Here's a question that a truly democratic party might ask: What will happen to the sex drive characteristic of our species? It is much more pronounced than in other mammals, who have "mating seasons" characterized by male combat leading to coitus for the victor. This mating season typically ends (since, after all, it's a season) and is followed by different types of seasons, such as a season in which the species sleeps all winter. Humans, however, have only one season: male combat and coitus. The sexual urges that drive this constant season are of an intensity that invades all emotional states and all undertakings of our kind, from a boy's longing to insert Tab B into Slot A, to a girl's fervid dreams of connection, to art, to science, to everything we do. How will we react (or will we react) if this never-ending desire, typical of humanity for all its recorded and probably unrecorded history, and necessary to keep us going while we weren't produced in a dish, suddenly vanishes or is manipulated into being a limited season? Some of us would notice. They would be the upset ones. The new model humans will have little or no memory of what we were and will settle into whatever status quo they inherit.

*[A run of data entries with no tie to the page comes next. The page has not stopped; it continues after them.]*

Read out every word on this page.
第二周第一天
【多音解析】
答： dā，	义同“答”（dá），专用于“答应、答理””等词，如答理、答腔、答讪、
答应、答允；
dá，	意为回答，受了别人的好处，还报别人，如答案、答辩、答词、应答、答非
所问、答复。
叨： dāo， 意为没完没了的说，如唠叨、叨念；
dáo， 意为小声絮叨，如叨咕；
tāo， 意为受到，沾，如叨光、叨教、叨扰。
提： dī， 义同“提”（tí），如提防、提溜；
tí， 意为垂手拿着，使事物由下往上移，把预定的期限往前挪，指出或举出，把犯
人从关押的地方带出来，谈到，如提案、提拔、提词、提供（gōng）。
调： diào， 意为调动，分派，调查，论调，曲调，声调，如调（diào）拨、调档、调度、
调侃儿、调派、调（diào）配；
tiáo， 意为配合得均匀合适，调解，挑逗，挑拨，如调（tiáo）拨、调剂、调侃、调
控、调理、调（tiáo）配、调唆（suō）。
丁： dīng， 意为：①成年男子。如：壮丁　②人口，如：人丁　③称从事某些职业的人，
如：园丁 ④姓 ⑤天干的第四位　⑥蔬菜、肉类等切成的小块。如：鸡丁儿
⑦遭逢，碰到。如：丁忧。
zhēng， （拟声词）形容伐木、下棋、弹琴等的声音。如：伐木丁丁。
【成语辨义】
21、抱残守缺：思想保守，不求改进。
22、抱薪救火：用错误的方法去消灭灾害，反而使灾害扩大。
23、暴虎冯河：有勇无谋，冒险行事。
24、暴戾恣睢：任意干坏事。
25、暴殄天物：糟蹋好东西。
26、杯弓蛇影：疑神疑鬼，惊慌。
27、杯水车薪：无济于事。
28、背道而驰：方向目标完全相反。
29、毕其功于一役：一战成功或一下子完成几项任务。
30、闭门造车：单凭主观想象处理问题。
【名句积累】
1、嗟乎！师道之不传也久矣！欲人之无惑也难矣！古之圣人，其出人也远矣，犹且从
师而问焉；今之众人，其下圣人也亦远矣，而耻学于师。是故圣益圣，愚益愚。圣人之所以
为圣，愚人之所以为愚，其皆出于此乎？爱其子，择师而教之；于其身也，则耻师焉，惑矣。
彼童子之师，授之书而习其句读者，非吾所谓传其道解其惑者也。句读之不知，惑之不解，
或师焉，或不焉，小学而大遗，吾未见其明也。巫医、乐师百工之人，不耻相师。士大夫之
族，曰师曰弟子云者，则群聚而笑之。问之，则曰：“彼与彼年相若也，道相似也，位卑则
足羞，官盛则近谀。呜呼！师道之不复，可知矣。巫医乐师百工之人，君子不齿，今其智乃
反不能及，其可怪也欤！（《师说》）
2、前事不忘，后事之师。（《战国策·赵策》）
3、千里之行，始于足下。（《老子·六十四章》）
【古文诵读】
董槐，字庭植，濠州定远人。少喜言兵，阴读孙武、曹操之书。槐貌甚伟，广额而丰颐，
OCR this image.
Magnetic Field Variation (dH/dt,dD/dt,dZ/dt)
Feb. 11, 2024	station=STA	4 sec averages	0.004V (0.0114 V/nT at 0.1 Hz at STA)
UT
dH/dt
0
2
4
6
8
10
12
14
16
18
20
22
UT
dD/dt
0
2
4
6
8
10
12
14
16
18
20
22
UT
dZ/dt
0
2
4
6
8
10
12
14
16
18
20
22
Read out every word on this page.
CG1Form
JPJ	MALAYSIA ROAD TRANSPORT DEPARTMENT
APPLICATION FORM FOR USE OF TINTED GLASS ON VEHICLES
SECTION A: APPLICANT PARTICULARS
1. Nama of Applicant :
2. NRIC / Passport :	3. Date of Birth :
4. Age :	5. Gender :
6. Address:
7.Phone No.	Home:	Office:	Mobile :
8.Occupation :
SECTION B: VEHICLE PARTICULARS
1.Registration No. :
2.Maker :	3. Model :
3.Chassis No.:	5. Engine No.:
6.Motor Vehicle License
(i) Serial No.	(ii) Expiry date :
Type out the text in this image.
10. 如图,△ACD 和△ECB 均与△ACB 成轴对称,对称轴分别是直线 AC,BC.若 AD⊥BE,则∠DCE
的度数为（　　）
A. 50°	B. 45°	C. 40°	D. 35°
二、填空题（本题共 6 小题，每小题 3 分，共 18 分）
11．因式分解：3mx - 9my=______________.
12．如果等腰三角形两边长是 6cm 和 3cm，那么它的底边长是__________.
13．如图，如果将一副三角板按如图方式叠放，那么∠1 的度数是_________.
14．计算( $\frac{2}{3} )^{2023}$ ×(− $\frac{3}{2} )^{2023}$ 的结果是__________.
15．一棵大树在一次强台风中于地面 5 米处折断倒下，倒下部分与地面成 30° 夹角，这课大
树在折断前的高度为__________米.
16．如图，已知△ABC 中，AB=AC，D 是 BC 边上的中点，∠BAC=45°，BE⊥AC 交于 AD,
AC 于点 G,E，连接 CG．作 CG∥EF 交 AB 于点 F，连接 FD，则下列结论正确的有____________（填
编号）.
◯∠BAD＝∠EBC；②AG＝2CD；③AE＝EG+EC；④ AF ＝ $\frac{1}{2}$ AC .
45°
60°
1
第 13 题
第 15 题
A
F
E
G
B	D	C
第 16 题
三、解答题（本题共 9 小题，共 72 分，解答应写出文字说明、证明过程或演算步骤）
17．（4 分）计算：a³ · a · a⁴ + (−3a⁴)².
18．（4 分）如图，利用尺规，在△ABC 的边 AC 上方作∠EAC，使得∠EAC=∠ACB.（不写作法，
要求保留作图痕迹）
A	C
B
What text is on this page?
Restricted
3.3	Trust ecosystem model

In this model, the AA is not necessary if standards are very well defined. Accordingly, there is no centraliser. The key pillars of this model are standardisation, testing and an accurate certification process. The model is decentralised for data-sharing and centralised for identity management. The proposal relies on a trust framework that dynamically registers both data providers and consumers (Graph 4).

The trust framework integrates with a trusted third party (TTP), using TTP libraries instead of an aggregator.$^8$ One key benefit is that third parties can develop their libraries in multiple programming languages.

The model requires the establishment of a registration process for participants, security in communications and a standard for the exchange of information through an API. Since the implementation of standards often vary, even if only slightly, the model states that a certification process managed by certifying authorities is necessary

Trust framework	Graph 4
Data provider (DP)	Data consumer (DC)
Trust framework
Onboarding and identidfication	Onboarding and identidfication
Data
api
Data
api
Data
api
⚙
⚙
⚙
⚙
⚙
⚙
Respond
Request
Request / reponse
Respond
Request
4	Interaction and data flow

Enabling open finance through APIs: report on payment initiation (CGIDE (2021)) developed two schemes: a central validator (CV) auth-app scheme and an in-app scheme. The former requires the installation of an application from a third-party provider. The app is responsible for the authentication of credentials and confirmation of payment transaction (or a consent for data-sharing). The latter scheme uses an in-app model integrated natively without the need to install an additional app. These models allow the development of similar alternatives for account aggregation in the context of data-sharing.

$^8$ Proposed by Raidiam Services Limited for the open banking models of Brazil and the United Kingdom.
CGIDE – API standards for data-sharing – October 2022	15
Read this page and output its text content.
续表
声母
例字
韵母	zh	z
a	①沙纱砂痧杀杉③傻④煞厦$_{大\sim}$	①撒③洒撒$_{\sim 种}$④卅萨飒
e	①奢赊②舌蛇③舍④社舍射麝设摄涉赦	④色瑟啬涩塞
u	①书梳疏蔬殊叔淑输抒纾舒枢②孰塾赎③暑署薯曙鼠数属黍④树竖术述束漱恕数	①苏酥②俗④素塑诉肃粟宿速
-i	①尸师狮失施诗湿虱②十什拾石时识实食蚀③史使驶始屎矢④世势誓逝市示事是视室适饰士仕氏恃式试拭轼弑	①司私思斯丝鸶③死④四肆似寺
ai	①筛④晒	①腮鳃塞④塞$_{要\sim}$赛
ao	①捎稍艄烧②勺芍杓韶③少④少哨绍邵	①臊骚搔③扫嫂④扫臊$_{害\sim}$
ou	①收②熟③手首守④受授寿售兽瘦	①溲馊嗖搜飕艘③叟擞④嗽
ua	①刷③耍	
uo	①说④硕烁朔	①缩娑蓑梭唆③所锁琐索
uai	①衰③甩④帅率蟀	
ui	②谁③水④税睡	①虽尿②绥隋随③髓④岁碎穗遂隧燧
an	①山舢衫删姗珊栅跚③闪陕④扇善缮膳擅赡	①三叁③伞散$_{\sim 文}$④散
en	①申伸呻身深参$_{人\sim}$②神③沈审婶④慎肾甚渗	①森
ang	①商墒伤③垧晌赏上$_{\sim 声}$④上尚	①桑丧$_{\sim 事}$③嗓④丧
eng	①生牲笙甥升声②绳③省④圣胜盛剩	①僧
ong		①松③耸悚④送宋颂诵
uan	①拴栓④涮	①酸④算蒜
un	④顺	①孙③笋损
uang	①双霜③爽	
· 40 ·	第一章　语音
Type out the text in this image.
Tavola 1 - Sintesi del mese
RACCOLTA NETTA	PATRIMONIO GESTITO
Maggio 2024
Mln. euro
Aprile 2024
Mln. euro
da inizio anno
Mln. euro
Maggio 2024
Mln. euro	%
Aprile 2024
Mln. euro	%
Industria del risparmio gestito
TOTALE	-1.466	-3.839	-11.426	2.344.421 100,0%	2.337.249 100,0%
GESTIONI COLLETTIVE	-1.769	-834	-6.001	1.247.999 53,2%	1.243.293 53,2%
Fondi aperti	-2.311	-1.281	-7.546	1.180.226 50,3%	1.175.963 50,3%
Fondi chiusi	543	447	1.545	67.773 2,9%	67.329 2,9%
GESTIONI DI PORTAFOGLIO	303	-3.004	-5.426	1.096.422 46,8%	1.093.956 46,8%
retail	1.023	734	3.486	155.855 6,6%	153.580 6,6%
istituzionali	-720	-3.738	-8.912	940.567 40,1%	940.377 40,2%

Aldous Huxley's prescient view of our future, the novel Brave New World (1931), depicts a not very far off society where all humans are conceived in-vitro, but there are primitive, left-over humans from the end of the previous era (ours) who are kept in concentration camps in the desert and referred to as "savages." The most obscene word in the language is "mother." Memory, you might say, is the theme of the book.
Don't look to our dominant political parties for a response to the biological revolution. The Democrats and Republicans would rather pontificate about God's view of a fertilized egg than pretend to understand the imminent end of the current human model.
How about a new political party that at least promotes consciousness of what is happening?